BACKGROUND: Accurate prediction of outcome for metastatic renal cell carcinoma (mRCC) patients receiving targeted therapy is essential. Most of the available models have been developed in patients treated with cytokines, while most of them are fairly complex, including at least five factors. We developed and externally validated a simple model for overall survival (OS) in mRCC. We also studied the recently validated International Database Consortium (IDC) model in our data sets.

METHODS: The development cohort included 170 mRCC patients treated with sunitinib. The final prognostic model was selected by uni- and multivariate Cox regression analyses. Risk groups were defined by the number of risk factors and by the 25th and 75th percentiles of the model's prognostic index distribution. The model was validated using an independent data set of 266 mRCC patients (validation cohort) treated with the same agent.

RESULTS: Eastern Co-operative Oncology Group (ECOG) performance status (PS), time from diagnosis of RCC and number of metastatic sites were included in the final model. Median OS of patients with 1, 2 and 3 risk factors were: 24.7, 12.8 and 5.9 months, respectively, whereas median OS was not reached for patients with 0 risk factors. Concordance (C) index for internal validation was 0.712, whereas C-index for external validation was 0.634, due to differences in survival especially in poor-risk populations between the two cohorts. Predictive performance of the model was improved after recalibration. Application of the mRCC International Database Consortium (IDC) model resulted in a C-index of 0.574 in the development and 0.576 in the validation cohorts (lower than those recently reported for this model). Predictive ability was also improved after recalibration in this analysis. Risk stratification according to IDC model showed more similar outcomes across the development and validation cohorts compared with our model.

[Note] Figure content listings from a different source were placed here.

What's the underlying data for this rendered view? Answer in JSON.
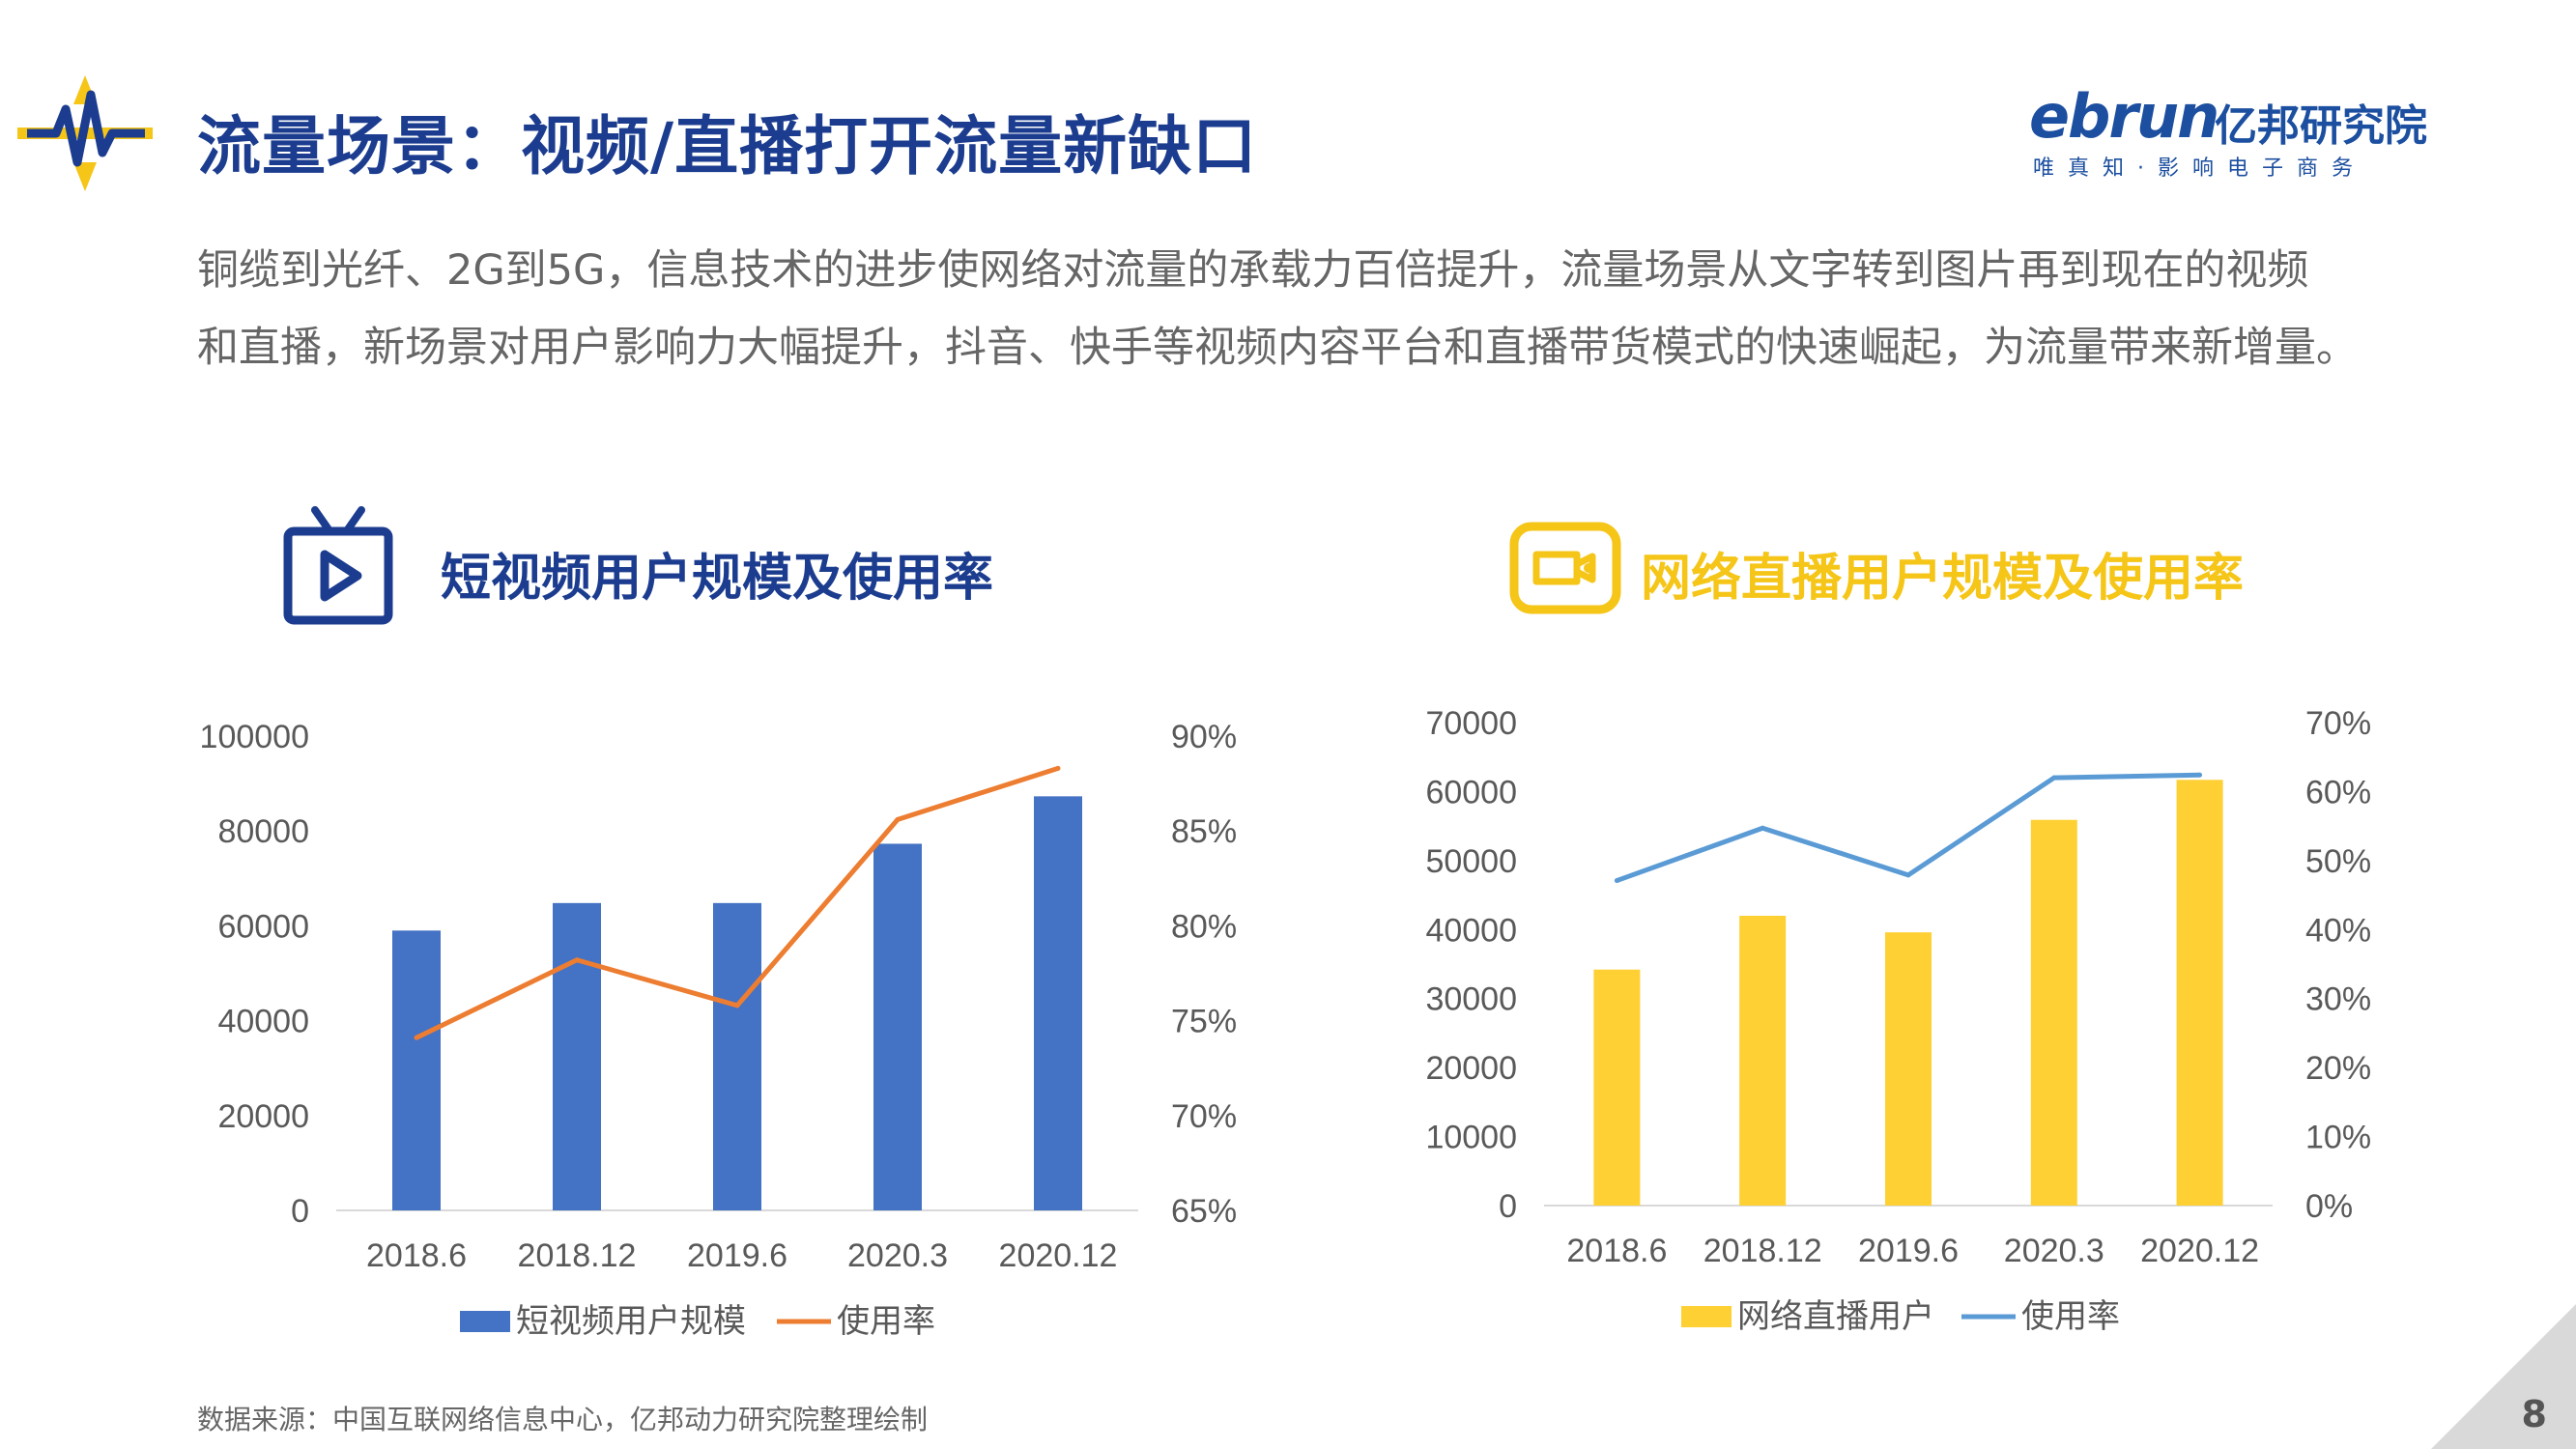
{
  "header": {
    "title": "流量场景：视频/直播打开流量新缺口",
    "brand_main": "ebrun",
    "brand_cn": "亿邦研究院",
    "brand_sub": "唯真知·影响电子商务"
  },
  "description": [
    "铜缆到光纤、2G到5G，信息技术的进步使网络对流量的承载力百倍提升，流量场景从文字转到图片再到现在的视频",
    "和直播，新场景对用户影响力大幅提升，抖音、快手等视频内容平台和直播带货模式的快速崛起，为流量带来新增量。"
  ],
  "panels": {
    "left_title": "短视频用户规模及使用率",
    "right_title": "网络直播用户规模及使用率"
  },
  "colors": {
    "title_blue": "#1c3d8f",
    "bar_blue": "#4472c4",
    "line_orange": "#ed7d31",
    "bar_yellow": "#ffd033",
    "line_blue": "#5b9bd5",
    "icon_yellow": "#f5c518"
  },
  "chart_data": [
    {
      "type": "bar",
      "title": "短视频用户规模及使用率",
      "categories": [
        "2018.6",
        "2018.12",
        "2019.6",
        "2020.3",
        "2020.12"
      ],
      "series": [
        {
          "name": "短视频用户规模",
          "type": "bar",
          "axis": "left",
          "values": [
            59000,
            64800,
            64800,
            77300,
            87300
          ]
        },
        {
          "name": "使用率",
          "type": "line",
          "axis": "right",
          "values": [
            74.1,
            78.2,
            75.8,
            85.6,
            88.3
          ]
        }
      ],
      "ylim_left": [
        0,
        100000
      ],
      "ylim_right": [
        65,
        90
      ],
      "yticks_left": [
        "100000",
        "80000",
        "60000",
        "40000",
        "20000",
        "0"
      ],
      "yticks_right": [
        "90%",
        "85%",
        "80%",
        "75%",
        "70%",
        "65%"
      ],
      "legend": "bottom",
      "grid": false
    },
    {
      "type": "bar",
      "title": "网络直播用户规模及使用率",
      "categories": [
        "2018.6",
        "2018.12",
        "2019.6",
        "2020.3",
        "2020.12"
      ],
      "series": [
        {
          "name": "网络直播用户",
          "type": "bar",
          "axis": "left",
          "values": [
            34200,
            42000,
            39600,
            55900,
            61700
          ]
        },
        {
          "name": "使用率",
          "type": "line",
          "axis": "right",
          "values": [
            47.1,
            54.7,
            47.9,
            62.0,
            62.4
          ]
        }
      ],
      "ylim_left": [
        0,
        70000
      ],
      "ylim_right": [
        0,
        70
      ],
      "yticks_left": [
        "70000",
        "60000",
        "50000",
        "40000",
        "30000",
        "20000",
        "10000",
        "0"
      ],
      "yticks_right": [
        "70%",
        "60%",
        "50%",
        "40%",
        "30%",
        "20%",
        "10%",
        "0%"
      ],
      "legend": "bottom",
      "grid": false
    }
  ],
  "footer": {
    "source": "数据来源：中国互联网络信息中心，亿邦动力研究院整理绘制",
    "page_number": "8"
  }
}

CONCLUSION: Our model provides a simple prognostic tool in mRCC patients treated with a targeted agent. It had similar performance with the IDC model, which, however, produced more consistent survival results across the development and validation cohorts. The predictive ability of both models was lower than that suggested by internal validation (our model) or recent published data (IDC model), due to differences between observed and predicted survival among intermediate and poor-risk patients. Our results highlight the importance of external validation and the need for further refinement of existing prognostic models.